Muito se discute sobre a posição das cabeças dos metatarsais no plano coronal, com autores defendendo a disposição em arco e outros afirmando que as cinco cabeças se posicionam alinhadas no mesmo plano.[1] [2] [3] [4] [5] [6] [7] [8] [9] [10]

Tradicionalmente o arco transverso na altura da cabeça dos metatarsais era considerado existente, de maneira que as porções distais dos 1° e 5° metatarsais seriam mais próximas ao solo do que as centrais durante a carga.[10]

A existência do arco transverso na altura das cabeças dos metatarsais é bastante controversa, sendo debatida desde meados de 1800, apresentando resultados contraditórios.[2] [3] [4] [5] [6] [7] [8] [9] [10] [11]

Enquanto Lelièvre,[12] Mann,[13] Saló,[14] Sarrafian e Kelikian,[15] e Viladot[16] [17] afirmam que as cabeças dos metatarsais estão alinhadas no plano coronal com carga, Simonsen et al.[8] e Kapandji,[18] entre outros,[19] [20] defendem a teoria do apoio de três pontos, com o arco transverso com ápice dorsal na altura da cabeça do 2° metatarsal.
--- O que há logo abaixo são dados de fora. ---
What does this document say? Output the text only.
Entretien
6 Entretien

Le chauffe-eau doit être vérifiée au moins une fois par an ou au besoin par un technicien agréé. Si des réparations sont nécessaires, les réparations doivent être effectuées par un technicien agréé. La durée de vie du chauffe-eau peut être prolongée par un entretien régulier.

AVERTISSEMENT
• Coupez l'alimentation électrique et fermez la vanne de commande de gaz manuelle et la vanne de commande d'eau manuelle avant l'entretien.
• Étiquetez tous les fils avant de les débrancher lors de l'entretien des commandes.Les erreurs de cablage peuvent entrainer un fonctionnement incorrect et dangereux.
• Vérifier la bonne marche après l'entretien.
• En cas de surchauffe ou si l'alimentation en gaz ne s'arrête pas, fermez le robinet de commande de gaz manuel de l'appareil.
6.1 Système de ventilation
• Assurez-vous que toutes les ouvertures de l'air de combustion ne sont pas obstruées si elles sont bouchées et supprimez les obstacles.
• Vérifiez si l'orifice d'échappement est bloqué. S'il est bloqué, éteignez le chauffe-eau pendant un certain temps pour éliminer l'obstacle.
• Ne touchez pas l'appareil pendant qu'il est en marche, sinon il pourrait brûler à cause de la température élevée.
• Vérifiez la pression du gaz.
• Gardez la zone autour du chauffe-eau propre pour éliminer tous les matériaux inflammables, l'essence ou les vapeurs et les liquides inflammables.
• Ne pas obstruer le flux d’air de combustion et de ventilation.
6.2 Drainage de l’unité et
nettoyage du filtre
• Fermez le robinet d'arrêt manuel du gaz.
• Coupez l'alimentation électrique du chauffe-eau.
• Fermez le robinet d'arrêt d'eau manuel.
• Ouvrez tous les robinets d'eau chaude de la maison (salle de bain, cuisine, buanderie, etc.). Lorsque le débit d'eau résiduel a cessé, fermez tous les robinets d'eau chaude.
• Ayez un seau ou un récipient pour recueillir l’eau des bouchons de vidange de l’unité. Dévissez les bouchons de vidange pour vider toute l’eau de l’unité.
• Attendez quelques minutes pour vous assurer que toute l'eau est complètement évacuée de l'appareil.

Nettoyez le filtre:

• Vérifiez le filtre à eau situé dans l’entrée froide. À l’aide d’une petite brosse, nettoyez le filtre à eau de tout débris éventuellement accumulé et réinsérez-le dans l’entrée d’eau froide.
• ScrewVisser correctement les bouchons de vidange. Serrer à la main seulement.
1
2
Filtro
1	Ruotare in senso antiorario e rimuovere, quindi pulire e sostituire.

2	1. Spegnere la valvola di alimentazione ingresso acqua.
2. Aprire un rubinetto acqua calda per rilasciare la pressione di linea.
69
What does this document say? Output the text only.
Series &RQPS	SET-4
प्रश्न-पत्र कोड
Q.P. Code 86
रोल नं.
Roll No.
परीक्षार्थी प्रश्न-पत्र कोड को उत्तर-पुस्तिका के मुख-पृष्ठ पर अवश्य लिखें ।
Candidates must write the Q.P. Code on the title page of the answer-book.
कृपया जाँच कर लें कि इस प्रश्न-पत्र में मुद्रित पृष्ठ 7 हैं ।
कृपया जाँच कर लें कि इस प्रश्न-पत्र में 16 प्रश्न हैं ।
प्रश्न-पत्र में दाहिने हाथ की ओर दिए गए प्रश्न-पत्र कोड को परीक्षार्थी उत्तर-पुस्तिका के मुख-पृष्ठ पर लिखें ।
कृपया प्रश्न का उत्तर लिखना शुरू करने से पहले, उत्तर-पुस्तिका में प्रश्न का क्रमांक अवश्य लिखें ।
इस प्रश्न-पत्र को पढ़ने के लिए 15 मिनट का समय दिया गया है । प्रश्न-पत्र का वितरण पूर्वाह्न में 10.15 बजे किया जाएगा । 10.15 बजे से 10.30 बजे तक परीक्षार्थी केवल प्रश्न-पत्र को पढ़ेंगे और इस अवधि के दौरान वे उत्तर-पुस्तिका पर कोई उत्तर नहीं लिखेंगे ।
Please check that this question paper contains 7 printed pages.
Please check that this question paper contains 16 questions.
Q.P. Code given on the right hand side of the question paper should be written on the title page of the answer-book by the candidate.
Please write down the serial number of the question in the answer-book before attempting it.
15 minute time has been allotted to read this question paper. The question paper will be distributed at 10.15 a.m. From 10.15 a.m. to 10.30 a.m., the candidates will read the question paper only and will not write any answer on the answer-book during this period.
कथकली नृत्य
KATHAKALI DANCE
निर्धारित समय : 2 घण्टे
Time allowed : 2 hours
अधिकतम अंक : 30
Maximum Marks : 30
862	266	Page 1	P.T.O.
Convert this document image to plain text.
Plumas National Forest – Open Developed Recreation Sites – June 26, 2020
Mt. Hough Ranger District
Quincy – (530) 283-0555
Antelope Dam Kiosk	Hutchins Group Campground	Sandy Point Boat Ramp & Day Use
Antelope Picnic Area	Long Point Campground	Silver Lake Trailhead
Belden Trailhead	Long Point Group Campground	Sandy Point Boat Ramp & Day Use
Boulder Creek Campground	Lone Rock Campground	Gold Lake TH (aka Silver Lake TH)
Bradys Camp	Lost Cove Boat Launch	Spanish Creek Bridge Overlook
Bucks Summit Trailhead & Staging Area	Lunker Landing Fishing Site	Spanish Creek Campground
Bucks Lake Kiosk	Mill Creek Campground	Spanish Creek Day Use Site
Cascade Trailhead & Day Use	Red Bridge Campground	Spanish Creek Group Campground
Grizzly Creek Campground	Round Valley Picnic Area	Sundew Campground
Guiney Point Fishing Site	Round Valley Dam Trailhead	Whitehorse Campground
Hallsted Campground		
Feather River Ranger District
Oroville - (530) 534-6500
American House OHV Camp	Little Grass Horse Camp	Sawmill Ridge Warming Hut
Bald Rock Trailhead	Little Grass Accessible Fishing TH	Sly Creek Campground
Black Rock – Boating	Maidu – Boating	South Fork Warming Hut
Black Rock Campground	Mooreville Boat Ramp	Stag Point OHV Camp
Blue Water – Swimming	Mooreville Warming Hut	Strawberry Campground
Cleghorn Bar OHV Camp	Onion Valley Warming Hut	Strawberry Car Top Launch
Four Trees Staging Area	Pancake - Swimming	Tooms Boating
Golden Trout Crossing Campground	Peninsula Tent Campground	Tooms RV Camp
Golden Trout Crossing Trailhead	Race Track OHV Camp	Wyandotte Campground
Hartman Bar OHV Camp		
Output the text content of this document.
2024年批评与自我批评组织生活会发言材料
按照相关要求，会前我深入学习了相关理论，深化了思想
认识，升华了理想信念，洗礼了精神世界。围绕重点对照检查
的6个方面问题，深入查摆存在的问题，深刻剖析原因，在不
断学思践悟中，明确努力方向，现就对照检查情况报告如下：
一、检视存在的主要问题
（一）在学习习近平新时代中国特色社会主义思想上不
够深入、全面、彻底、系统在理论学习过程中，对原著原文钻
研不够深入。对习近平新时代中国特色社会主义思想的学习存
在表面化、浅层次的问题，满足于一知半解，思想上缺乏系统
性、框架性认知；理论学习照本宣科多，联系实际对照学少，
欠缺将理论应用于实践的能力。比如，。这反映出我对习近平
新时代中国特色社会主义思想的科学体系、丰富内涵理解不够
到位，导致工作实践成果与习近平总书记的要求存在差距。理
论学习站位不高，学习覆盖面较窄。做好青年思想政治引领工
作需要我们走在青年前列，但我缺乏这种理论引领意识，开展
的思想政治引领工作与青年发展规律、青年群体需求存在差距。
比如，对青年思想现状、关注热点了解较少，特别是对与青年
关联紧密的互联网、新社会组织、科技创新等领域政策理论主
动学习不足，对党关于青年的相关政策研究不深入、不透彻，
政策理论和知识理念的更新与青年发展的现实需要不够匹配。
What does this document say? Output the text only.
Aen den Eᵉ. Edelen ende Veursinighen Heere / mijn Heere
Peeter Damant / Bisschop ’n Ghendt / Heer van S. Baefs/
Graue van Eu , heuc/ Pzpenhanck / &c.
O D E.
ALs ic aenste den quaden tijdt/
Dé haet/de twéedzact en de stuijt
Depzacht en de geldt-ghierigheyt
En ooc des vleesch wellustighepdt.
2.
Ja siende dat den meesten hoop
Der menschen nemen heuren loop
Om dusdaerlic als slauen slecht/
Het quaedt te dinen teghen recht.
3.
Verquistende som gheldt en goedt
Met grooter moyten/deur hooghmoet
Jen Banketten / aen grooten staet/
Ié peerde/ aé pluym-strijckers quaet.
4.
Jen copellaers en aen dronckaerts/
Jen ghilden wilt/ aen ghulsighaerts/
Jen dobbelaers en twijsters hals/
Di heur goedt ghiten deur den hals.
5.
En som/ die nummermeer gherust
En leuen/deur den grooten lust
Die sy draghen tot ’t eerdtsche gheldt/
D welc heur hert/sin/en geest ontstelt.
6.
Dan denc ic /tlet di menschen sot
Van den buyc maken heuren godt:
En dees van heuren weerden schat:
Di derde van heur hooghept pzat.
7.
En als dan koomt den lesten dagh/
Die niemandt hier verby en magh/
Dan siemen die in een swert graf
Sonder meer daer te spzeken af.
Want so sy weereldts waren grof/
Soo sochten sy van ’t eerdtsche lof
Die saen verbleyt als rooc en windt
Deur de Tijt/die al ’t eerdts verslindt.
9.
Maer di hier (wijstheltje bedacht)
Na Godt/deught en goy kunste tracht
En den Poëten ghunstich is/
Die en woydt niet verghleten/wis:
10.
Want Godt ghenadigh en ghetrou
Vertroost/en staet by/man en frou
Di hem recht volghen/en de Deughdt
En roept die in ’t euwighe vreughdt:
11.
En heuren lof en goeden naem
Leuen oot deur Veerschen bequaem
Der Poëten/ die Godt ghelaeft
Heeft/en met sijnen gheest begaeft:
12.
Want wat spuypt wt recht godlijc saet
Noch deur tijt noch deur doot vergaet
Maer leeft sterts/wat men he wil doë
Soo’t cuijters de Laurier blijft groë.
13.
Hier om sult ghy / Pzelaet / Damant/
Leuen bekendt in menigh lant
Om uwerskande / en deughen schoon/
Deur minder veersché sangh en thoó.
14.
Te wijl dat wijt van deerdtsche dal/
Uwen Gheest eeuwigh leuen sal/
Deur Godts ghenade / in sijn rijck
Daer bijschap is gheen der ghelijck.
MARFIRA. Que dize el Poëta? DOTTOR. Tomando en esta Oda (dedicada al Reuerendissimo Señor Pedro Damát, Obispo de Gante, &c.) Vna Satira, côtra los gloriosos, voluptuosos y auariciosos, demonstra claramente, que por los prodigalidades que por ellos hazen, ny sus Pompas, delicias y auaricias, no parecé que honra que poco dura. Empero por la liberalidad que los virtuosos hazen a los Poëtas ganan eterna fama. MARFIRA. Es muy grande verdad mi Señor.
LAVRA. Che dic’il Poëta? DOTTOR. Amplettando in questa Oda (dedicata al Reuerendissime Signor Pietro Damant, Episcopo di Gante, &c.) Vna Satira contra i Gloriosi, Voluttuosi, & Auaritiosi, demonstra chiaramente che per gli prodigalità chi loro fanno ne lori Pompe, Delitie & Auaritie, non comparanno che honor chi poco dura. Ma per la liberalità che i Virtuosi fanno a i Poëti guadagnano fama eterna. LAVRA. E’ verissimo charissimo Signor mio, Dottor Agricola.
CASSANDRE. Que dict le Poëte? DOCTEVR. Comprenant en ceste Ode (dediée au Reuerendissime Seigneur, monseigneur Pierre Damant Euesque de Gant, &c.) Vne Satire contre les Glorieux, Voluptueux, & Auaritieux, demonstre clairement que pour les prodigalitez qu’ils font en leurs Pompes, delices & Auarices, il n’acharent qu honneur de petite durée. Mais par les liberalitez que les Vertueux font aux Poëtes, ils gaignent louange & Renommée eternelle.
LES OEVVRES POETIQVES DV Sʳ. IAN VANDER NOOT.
Walter-Muller (1926), Blondin-Walter (1948), Güntz (1938) apud Lelilèvre,[19] Viladot,[17] Suzuki et al.[21] e Osher et al.[22] propõem técnicas radiográficas diferentes para visualizar a disposição das cabeças dos metatarsais no plano coronal. Algumas criticadas por não permitirem carga, outras por excesso de extensão das articulações metatarsofalângicas. Até o momento não há consenso sobre qual seria a disposição fisiológica das cabeças dos metatarsais com carga no plano coronal, se alinhadas ou em arco. Também se questiona qual seria o melhor método radiográfico para avaliar esse plano.

Considera-se que o formato e disposição dos metatarsais apresentam impacto direto na distribuição de carga dos pés.[13] [23] Alterações do alinhamento fisiológico dos metatarsais estão relacionadas a uma má distribuição de carga, sobrecarregando diversas estruturas do antepé,[6] [7] [8] [24] [25] [26] causando metatarsalgia.

As cabeças dos metatarsais são as estruturas mais distais desses ossos que dissiparão carga no antepé durante a fase de desprendimento da marcha. Assim, o alinhamento dessas estruturas no plano coronal apresenta impacto na distribuição de carga e em eventuais lesões da região, culminando em metatarsalgia.[9] [10] [11]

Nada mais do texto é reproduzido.